Matthieu 11, 25

En ce temps-là, Jésus prit la parole et dit : « Père, Seigneur du ciel et de la terre, je proclame ta louange : ce que tu as caché aux sages et aux savants, tu l’as révélé aux tout-petits.

En ce temps-là, Jésus prit la parole et dit : « Père, Seigneur du ciel et de la terre, je proclame ta louange : ce que tu as caché aux sages et aux savants, tu l’as révélé aux tout-petits.
Saint Thomas d'Aquin
1354. EN CE TEMPS-LÀ, JÉSUS RÉPONDIT : «JE TE BÉNIS, PÈRE, etc.» Plus haut, le Seigneur avait invectivé l’infidélité des foules ; maintenant, il rend grâce pour la fidélité des disciples et de tous les autres croyants.
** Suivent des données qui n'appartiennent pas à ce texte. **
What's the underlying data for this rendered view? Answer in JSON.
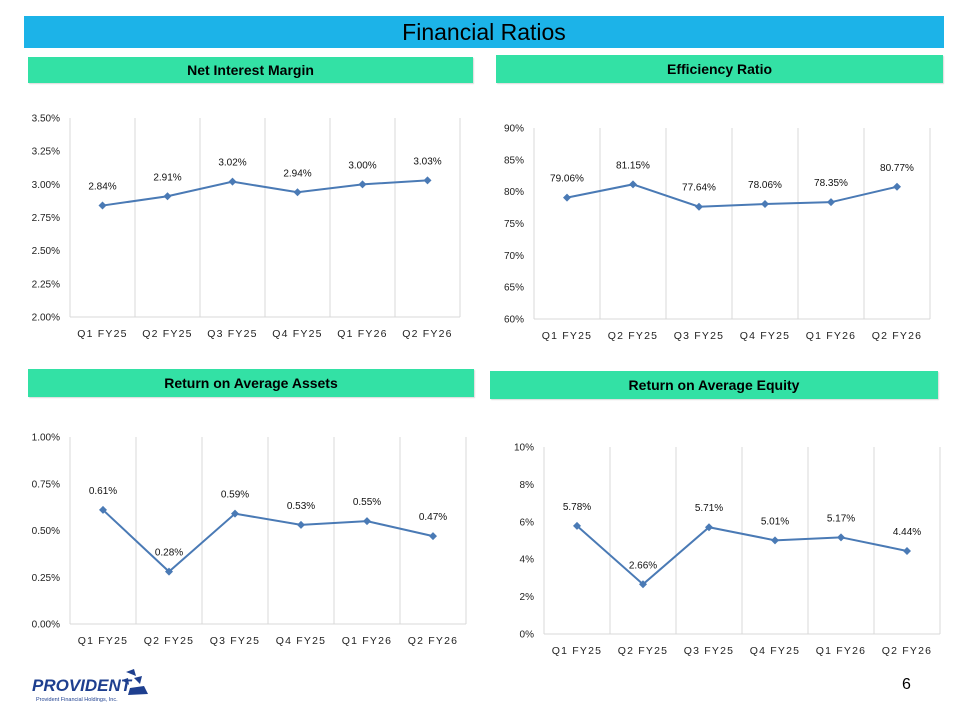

Premièrement, il rend grâce au Père comme à l’auteur [11, 25] ; deuxièmement, il montre qu’il a le même pouvoir, en cet endroit : TOUT M’A ÉTÉ REMIS PAR MON PÈRE [11, 27].
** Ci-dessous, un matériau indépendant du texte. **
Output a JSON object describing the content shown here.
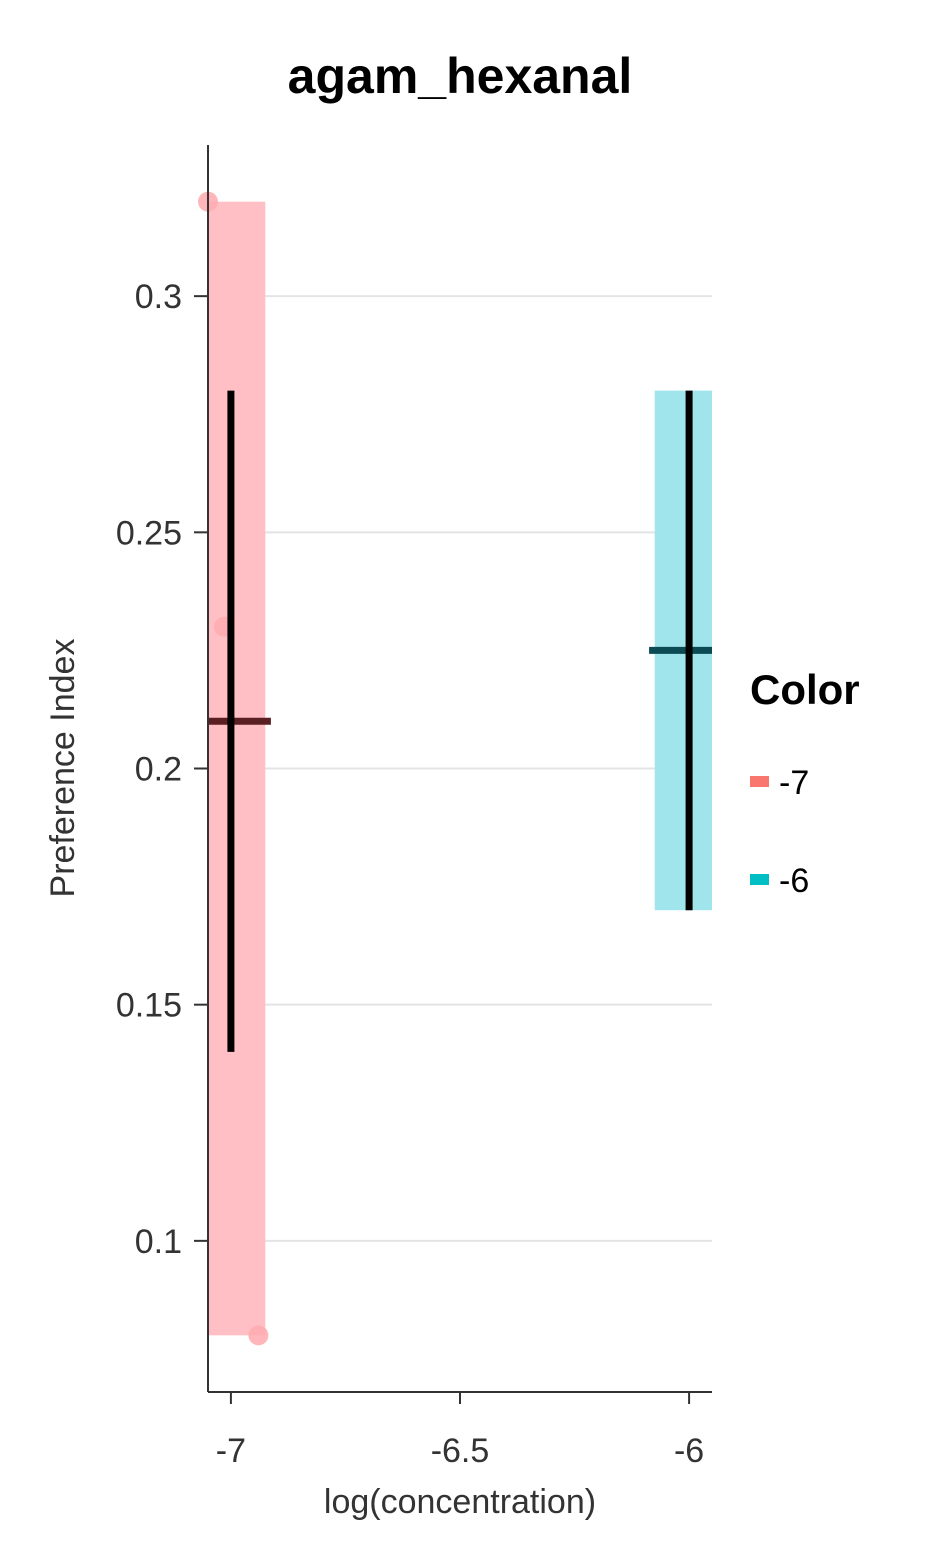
{
  "chart_data": {
    "type": "scatter",
    "title": "agam_hexanal",
    "xlabel": "log(concentration)",
    "ylabel": "Preference Index",
    "xlim": [
      -7.05,
      -5.95
    ],
    "ylim": [
      0.068,
      0.332
    ],
    "xticks": [
      -7,
      -6.5,
      -6
    ],
    "xtick_labels": [
      "-7",
      "-6.5",
      "-6"
    ],
    "yticks": [
      0.1,
      0.15,
      0.2,
      0.25,
      0.3
    ],
    "ytick_labels": [
      "0.1",
      "0.15",
      "0.2",
      "0.25",
      "0.3"
    ],
    "grid": "horizontal",
    "legend": {
      "title": "Color",
      "placement": "right",
      "entries": [
        {
          "label": "-7",
          "color": "#f8766d"
        },
        {
          "label": "-6",
          "color": "#00bfc4"
        }
      ]
    },
    "series": [
      {
        "name": "-7",
        "color": "#f8766d",
        "fill_color": "#ffbfc4",
        "x": -7,
        "range": [
          0.08,
          0.32
        ],
        "band_x": [
          -7.05,
          -6.925
        ],
        "mean": 0.21,
        "error": [
          0.14,
          0.28
        ],
        "points": [
          {
            "x": -7.05,
            "y": 0.32
          },
          {
            "x": -7.015,
            "y": 0.23
          },
          {
            "x": -6.94,
            "y": 0.08
          }
        ]
      },
      {
        "name": "-6",
        "color": "#00bfc4",
        "fill_color": "#a0e4ec",
        "x": -6,
        "range": [
          0.17,
          0.28
        ],
        "band_x": [
          -6.075,
          -5.95
        ],
        "mean": 0.225,
        "error": [
          0.17,
          0.28
        ],
        "points": []
      }
    ]
  }
}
1355. [Matthieu] dit donc : EN CE TEMPS-LÀ, c’est-à-dire, au moment où [cela] arriva, etc., IL RÉPONDIT. Mais à qui répondait-il ? Ce qui est dit en Jb 15, 2 lui convient : Est-ce que le sage répond par des raisons en l’air ? Non. Il répond donc à une objection tacite. En effet, quelqu’un pourrait dire : «Ceux à qui tu as prêché ne croient pas ; d’autres auraient cru si on leur avait prêché.» Il répond donc et en réfute certains qui ont cherché les raisons du choix, à savoir, pourquoi certains ont été élevés jusqu’au ciel et d’autres ont été jetés dans l’abîme. C’était le cas d’Origène, qui affirmait que l’élection relevait du mérite. Mais ici, [le Seigneur] réfute cela en montrant qu’on ne doit pas l’attribuer à la volonté divine.
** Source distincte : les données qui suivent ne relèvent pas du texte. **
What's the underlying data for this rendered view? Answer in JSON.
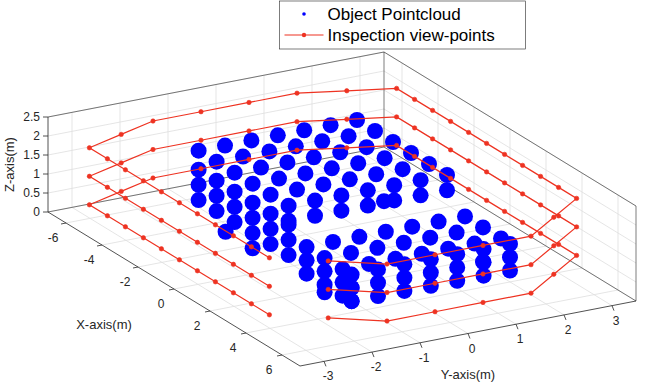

1356. Il dit donc : JE TE BÉNIS, PÈRE, etc. Il faut remarquer qu’il y a une triple confession. [Une confession] de la foi, ainsi qu’il est dit en Rm 10, 10 : On croit en son cœur en vue de la justice, et on confesse de bouche pour son salut. [Il y a] aussi une confession des péchés, Jc 5, 16 : Confessez vos péchés les uns aux autres. Et aussi une confession d’action de grâce, dont il est question en Ps 105[106], 1 : Confessez au Seigneur, car il est bon, etc. C’est de celle-ci que s’entend : JE TE BÉNIS, PÈRE, DU CIEL ET DE LA TERRE. Deux hérésies sont écartées. Celle de Sabellius, qui ne distingue pas le Fils du Père. [Le Seigneur] dit donc : JE TE BÉNIS, PÈRE, etc. ; il confesse donc l’autorité du Père, etc. Il parle aussi de SON PÈRE, contre Arius. Et il est vraiment le Seigneur, le Père du ciel et de la terre. Ps 99[100], 3 : Sachez que le Seigneur lui-même est Dieu, qu’Il nous a faits et que nous ne l’avons pas fait. Et Il est appelé Père, non pas parce qu’Il a créé [le Seigneur], mais parce qu’Il l’a engendré. Ps 88[89], 27 : Il m’a prié : «Tu es mon Père.»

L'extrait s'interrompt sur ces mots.